Logically I can prove it doesn't favour evolution. on the below diagram I show a table with some balls I have scattered on to the table randomly. I have then split the table-top into three sections, and now, at a later stage somebody has come along and theorized that there is an order to the balls. That they tend to go, left to right, from red colour to blue, and then to green. If the person that believed that theory then said, "now you must show a green ball to be  found in the Pre-Cambrian section of the table!", would they be right to make that demand?

They would be wrong because I actually wouldn't find a green ball in the Pre-Cambrian section of the table, because none were scattered there, and where they were scattered has nothing to do with their theory, which came after the scattering, and is a separate matter, logically.



As you can see, the order of the balls has nothing to do with the theory of an order of balls. And in the very same way, evolution has nothing to do with what types of organism you will find in Cambrian rock. You can CLAIM there is an evolutionary reason for it, but as you see with my example, even if you can't find things you want to find, "out of place" this in itself proves precisely nothing.

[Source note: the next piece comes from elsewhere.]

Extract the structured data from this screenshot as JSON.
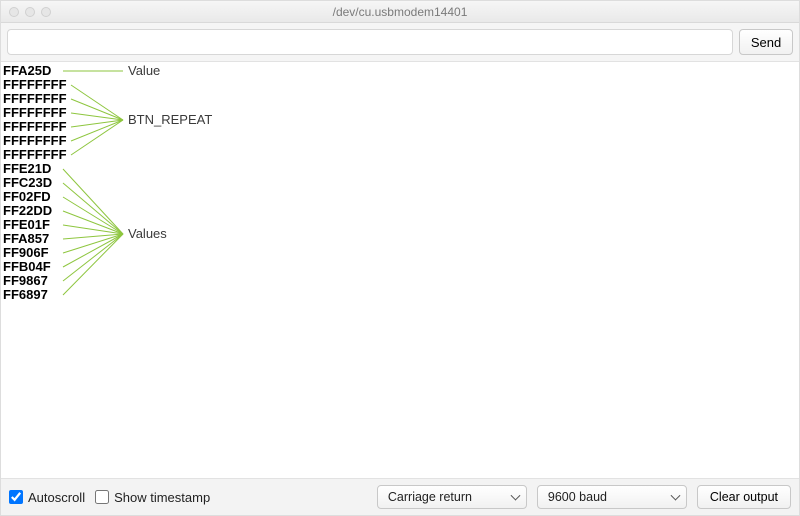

You will never find a human in the Cambrian era because they did not happen to be preserved there. Largely marine life is preserved in that era. ( just like you wouldn't expect me to prove to you that you would find meat in a vegetarian restaurant but if you didn't know it was vegeterian when we entered the restaurant, that would be far more impressive. (predictive as opposed to none-predictive.)

Like with the restaurant, we already know the order of fossils. 

The Fossil Order and the Ideal Archetypes both preceded Darwin's theory, and are both posteriori (after the knowledge) facts. These two posteriori set of facts are now conflated, and the fossil order is synonymous with an evolutionary order, and ideal archetypes are now referred to as homologies. But as you can see, both set of facts were known before evolution and shouldn't be regarded as examples of evolution.